В это время вернулся атаман и, гордый добытым зельем, ссыпал небольшую горстку не табачного вида корешков на жадную ладонь лешего. Тот выудил из-за пазухи глиняную трубочку, ссыпал в нее самосад и с видимым наслаждением прикурил от костра.
Я, чтобы не терять драгоценного времени, сел на пень и начал подзывать больных и разбираться с их хворобами. Общая картина вскоре стала ясна. От плохой воды и недоедания почти все страдали животами. Я подозвал атамана и объяснил ему, что нужно поменять место стоянки, кипятить воду и улучшить питание.
— Ага, — соглашался он, уважительно кивал головой, слушая мои объяснения причины болезней. — Мы это завсегда, однако…
Пока мы объяснялись, подоспел завтрак. Меня пригласили к столу, вернее, к котлу. Разбойники с семьями сели вкруг чугуна и начали есть жидкую уху, слегка приправленную пшенкой. Я посмотрел на вид этой пищи и решил начать поститься.
Пока люди с жадностью черпали ложками непотребное варево, все молчали. Порядок соблюдался строго без дополнительных напоминаний. Никто не лез ложкой в котел, пока не приходила его очередь. После еды, когда кончилась эта краткая коллективная трапеза, крестьяне начали жаловаться на трудную, скудную жизнь.
Из общего разговора выяснилось, что профессиональными разбойниками можно считать, и то с большой натяжкой, только троих изо всей банды. Они уже несколько лет скитались в поисках лучшей доли и худо-бедно обучились воровской профессии. Остальные были крепостные крестьяне, доведенные до отчаянья своими помещиками.
Оказалось, что не все, что писала советская историография, было выдумкой коммунистической пропаганды. Произвол и дурость многих помещиков были таковы, что крестьяне с семьями уходили в леса, предпочитая голодную, вольную жизнь издевательству господ.
Особенно, как я выяснил, плохо приходилось крестьянам мелкопоместных землевладельцев. Эти господа имели возможность осуществлять тотальный контроль за жизнью своих холопов, обирая их до последней нитки.

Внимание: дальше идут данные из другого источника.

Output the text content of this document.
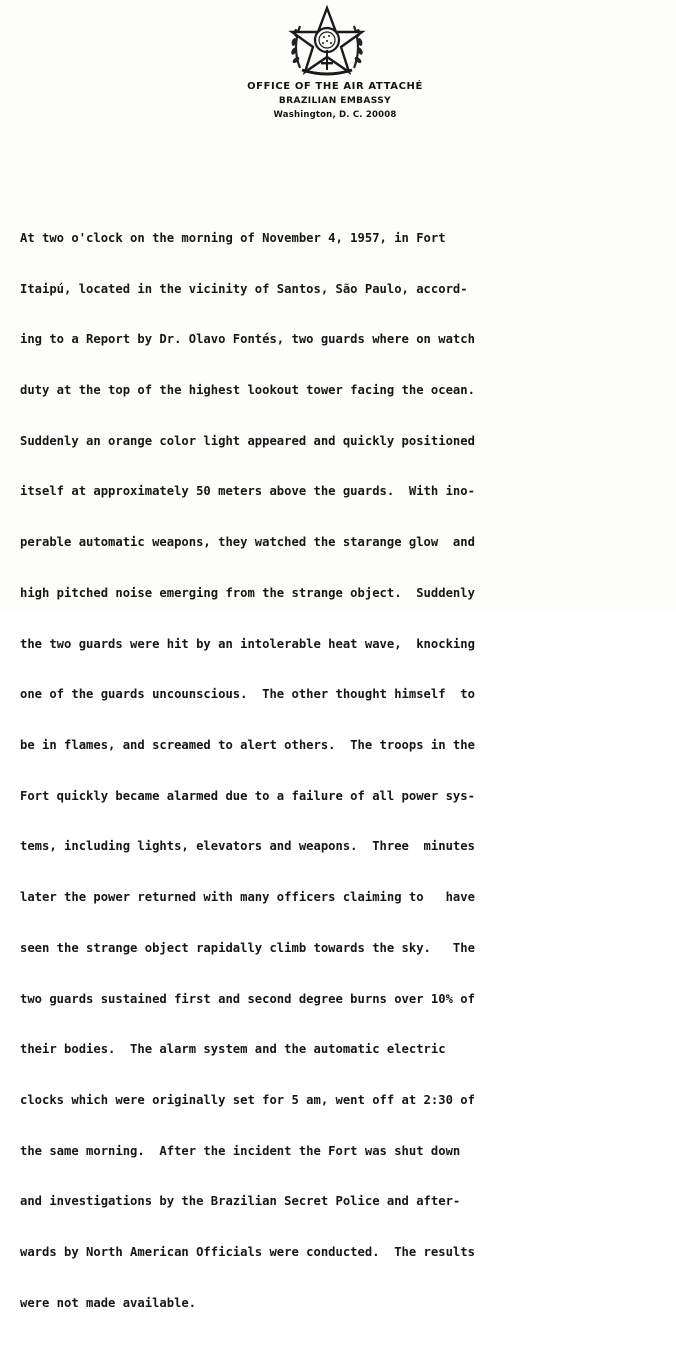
OFFICE OF THE AIR ATTACHÉ
BRAZILIAN EMBASSY
Washington, D. C. 20008

At two o'clock on the morning of November 4, 1957, in Fort

Itaipú, located in the vicinity of Santos, São Paulo, accord-

ing to a Report by Dr. Olavo Fontés, two guards where on watch

duty at the top of the highest lookout tower facing the ocean.

Suddenly an orange color light appeared and quickly positioned

itself at approximately 50 meters above the guards.  With ino-

perable automatic weapons, they watched the starange glow  and

high pitched noise emerging from the strange object.  Suddenly

the two guards were hit by an intolerable heat wave,  knocking

one of the guards uncounscious.  The other thought himself  to

be in flames, and screamed to alert others.  The troops in the

Fort quickly became alarmed due to a failure of all power sys-

tems, including lights, elevators and weapons.  Three  minutes

later the power returned with many officers claiming to   have

seen the strange object rapidally climb towards the sky.   The

two guards sustained first and second degree burns over 10% of

their bodies.  The alarm system and the automatic electric

clocks which were originally set for 5 am, went off at 2:30 of

the same morning.  After the incident the Fort was shut down

and investigations by the Brazilian Secret Police and after-

wards by North American Officials were conducted.  The results

were not made available.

На меня произвел впечатление рассказ одного «разбойника» о своем барине, у которого было всего пятьдесят душ крестьян обоего пола и стремление к красивой жизни. Этот изверг заставлял крестьян работать на барщине семь дней в неделю, оставляя на свое хозяйствование только ночное время.
Однако и этого ему показалось мало, и он обложил половинным налогом весь крестьянский урожай. Случился бунт, помещика убили всем сходом, дом сожгли вместе со всем семейством и разбежались по окрестным лесам.

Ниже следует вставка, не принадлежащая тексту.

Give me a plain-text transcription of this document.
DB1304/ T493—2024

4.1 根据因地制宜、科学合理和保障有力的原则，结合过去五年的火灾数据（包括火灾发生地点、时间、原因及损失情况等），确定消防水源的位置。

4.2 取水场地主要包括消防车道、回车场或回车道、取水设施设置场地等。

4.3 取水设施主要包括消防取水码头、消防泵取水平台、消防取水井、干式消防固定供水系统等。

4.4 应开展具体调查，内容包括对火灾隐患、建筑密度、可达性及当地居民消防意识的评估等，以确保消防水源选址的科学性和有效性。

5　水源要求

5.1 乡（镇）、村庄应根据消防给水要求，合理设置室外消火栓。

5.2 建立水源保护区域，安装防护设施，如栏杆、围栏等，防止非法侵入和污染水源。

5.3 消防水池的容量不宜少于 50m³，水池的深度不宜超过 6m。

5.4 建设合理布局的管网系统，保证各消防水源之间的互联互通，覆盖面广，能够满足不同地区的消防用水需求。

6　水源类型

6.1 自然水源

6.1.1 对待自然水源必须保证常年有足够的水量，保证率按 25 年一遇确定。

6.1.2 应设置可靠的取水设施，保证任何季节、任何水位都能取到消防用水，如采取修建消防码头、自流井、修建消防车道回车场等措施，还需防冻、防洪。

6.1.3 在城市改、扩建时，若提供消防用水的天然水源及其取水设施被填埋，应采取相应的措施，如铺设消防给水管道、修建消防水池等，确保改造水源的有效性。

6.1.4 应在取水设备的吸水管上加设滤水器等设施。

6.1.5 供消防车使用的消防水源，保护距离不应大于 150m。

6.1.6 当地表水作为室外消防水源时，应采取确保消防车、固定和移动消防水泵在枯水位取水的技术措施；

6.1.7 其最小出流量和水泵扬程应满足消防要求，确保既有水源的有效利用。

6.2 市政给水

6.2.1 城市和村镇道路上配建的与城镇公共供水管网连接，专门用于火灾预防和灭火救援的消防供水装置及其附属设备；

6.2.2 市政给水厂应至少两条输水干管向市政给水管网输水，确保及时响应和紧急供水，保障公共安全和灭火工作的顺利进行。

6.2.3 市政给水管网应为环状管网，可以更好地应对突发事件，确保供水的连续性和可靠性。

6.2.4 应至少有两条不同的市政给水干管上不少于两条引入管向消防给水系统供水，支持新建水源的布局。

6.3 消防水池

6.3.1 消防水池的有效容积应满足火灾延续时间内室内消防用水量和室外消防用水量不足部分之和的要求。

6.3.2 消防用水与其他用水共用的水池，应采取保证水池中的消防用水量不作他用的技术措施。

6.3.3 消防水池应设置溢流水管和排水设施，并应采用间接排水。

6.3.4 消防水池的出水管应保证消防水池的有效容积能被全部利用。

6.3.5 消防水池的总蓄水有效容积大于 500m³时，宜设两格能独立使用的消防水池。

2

Разбойничать у моих новых знакомых тоже не очень получалось, на два наличных ружья приходилось всего пять пороховых зарядов. Добыча за все время существования банды составляла один сундук с тряпьем, потерянный помещиком, рискнувшим поехать лесом с малой охраной. Как только в окрестностях узнали о разбойниках, одинокие путники не рисковали соваться в лес, а напасть на охраняемые группы мои знакомцы не рисковали.
Пока крестьяне рассказывали привычные и обычные для нас драматические истории и сетовали на жизнь, я ломал голову над тем, чем же можно помочь этим людям, находившимся в безвыходном положении.

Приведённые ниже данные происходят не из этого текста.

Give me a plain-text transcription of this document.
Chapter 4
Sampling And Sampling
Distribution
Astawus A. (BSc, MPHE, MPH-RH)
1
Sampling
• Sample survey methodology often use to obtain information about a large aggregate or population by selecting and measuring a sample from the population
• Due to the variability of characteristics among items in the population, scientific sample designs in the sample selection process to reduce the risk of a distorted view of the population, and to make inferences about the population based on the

Их несчастья сделались теперь для меня не некоей абстракцией, а совершенно конкретным явлением с тихими, вялыми детьми, некрасивыми, изношенными жизнью женщинами, мужчинами с бледной кожей и потухшими глазами. Было понятно, что если до осени их не перебьет карательный отряд, то зимой они наверняка погибнут от голода и холода.
Я плохо ориентировался в нынешней реальной жизни, совершенно не знал законов и, соответственно, обходных путей. Как мне казалось, единственный выход для крестьян был в легализации, но для этого нужно было хорошо разбираться в обстановке и знать, что делать.
Почему-то в нашем славном отечестве простому человеку во все времена, куда ни кинь, везде выходит клин, а реальные выходы можно найти только в обходах наших неизменно самых лучших и самых гуманных законов. Как будто «национальная идея», за которую ратуют всевозможные власть имущие, состоит именно в том, чтобы передавить как можно больше своих же собственных соотечественников.
У меня появилась мысль, не отправить ли крестьян «в рабство» к своему недавно обретенному предку, человеку незлобивому и доброму. Это было для них лучше, чем умирать от кишечных болезней на болоте или гнить на сибирской каторге.